Katia facilitated an interactive workshop, "Pedagogical Strategies for Fostering Inclusivity and Constructive Conflict in Sociology Classrooms," for the Association for Sociology Association's (virtual) conference this year. Her proposal, "An Engagement Strategy to Enhance Student Collaboration for Synchronous Online Classes," was accepted by the American Academy of Religion Western Region's Education and Pedagogy Unit. The meeting is scheduled for March 2021, hosted by the Graduate Theological Union.
She also participated in SCU's Digital Humanities for Racial Justice: Teaching Showcase. Her presentation, "Community-Based Media to Encourage Young Adult Latinx Voter and Political Engagement" described a service learning project in which students partnered with Canal Alliance, a non-profit offering programs, services and advocacy to address the socio-economic and political barriers facing Latinx people in the Canal Community of Marin County. The organization requested media that appeals to young Latinx adults to encourage them to register to vote, to vote and/or to stay politically engaged. Students incorporated the input and feedback of staff from Canal Alliance and young adults from the Canal Community to produce media and brief captions to share with family and friends on Social Media platforms such as Instagram, Facebook, and Twitter.

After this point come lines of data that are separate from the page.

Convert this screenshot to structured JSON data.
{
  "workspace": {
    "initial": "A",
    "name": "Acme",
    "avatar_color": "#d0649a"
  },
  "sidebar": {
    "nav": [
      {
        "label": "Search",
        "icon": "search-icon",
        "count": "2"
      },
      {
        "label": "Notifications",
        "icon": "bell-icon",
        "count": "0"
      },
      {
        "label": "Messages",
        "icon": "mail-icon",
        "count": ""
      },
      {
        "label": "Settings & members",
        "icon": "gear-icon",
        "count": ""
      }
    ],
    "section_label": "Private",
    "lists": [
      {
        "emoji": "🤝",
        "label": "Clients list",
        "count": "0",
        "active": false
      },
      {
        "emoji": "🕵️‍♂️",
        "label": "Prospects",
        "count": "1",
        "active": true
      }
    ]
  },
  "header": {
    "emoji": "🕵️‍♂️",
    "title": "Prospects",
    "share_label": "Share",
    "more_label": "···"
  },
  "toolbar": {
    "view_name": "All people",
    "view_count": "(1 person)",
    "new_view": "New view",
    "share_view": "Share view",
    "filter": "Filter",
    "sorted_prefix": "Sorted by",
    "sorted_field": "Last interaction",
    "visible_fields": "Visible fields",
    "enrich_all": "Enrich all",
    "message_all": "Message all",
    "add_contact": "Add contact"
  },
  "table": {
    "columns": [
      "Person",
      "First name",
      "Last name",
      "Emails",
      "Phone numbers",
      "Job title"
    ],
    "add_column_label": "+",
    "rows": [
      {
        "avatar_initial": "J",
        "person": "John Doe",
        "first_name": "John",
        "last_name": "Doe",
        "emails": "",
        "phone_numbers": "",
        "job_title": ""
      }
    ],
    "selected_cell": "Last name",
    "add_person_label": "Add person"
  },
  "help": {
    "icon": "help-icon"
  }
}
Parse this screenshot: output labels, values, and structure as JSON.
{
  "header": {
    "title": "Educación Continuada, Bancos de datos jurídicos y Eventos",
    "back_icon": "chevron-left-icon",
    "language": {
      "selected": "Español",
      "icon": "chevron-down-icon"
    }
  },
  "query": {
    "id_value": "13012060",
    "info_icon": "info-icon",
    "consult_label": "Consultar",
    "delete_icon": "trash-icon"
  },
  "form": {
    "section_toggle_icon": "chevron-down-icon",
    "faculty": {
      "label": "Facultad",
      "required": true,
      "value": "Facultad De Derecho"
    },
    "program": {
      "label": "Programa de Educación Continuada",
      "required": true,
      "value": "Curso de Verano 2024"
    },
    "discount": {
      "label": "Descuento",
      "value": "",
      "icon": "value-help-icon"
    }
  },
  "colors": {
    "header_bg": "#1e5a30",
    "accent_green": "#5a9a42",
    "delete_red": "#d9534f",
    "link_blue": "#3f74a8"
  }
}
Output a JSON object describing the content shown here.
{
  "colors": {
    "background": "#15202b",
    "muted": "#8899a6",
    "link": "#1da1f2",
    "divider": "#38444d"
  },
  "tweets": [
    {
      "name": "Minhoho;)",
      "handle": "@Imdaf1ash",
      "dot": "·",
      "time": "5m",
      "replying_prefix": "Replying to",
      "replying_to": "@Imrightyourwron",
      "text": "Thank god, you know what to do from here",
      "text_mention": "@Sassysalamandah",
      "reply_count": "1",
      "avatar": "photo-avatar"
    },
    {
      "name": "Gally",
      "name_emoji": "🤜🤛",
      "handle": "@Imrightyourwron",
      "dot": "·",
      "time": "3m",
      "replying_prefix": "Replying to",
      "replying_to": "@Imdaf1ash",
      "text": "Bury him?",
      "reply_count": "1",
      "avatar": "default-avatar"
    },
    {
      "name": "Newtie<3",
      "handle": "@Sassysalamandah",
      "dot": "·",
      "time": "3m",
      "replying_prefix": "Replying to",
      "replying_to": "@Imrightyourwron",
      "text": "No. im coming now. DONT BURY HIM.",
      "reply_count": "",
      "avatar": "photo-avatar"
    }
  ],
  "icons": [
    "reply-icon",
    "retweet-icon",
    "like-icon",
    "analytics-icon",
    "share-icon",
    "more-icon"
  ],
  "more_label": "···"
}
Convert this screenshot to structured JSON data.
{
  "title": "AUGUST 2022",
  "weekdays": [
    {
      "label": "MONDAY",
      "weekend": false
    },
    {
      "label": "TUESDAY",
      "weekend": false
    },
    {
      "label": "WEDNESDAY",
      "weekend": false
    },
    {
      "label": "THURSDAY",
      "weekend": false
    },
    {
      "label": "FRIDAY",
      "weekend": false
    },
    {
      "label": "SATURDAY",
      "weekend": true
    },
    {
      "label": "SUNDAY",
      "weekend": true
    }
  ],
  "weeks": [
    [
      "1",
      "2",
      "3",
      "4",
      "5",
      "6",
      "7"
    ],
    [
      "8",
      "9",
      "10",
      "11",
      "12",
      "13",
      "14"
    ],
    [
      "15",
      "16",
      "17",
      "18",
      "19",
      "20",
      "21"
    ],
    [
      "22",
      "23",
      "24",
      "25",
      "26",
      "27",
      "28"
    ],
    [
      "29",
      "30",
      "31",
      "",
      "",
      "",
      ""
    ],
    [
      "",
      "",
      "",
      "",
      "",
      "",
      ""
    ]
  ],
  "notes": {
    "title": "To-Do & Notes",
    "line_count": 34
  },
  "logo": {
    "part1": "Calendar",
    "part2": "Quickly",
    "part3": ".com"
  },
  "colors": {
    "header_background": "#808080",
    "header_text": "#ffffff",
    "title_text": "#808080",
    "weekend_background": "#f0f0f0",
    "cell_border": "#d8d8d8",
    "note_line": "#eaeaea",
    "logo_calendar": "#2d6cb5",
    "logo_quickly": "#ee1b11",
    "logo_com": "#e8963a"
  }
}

Examples of the media include (and if you would like an example of a caption for "Don't Stop Now"): "We intend for this image to encourage voters to stay politically active after the presidential election. There are both men and women, and voters of all colors, reinforcing the idea that there is no “right” way to look like a Latinx person; Latinx people come in all colors, and it’s time we stop generalizing Latinx’s into a narrow category when it comes to skin color"). [really long pictures]
Bill Dohar wrote an article last May for the Markkula Center on "Love and Fear in a Time of Coronavirus," addressing ethical responses to two plagues, the Black Death and Covid-19. In mid-September, he presented a Zoom conference at Most Holy Redeemer Parish, San Francisco on the theme of "Mary: the Woman We Thought We Knew." In late October and early November, he taught a three-week course in Church History for the Institute for Leadership in Ministry (ILM), San Jose Diocese. And, in anticipation of Halloween and All Saints Day, Bill did an interview as a 'thought leader' with SCU's 'Illuminate' blog on TESP 82, 'Witches, Saints, and Heretics.'
Adjunct Associate Professor David DeCosse has the following to report:
- He just submitted his manuscript, "Created Freedom Under the Sign of the Cross: A Public Theology of Freedom for the United States" to the University of Notre Dame Press.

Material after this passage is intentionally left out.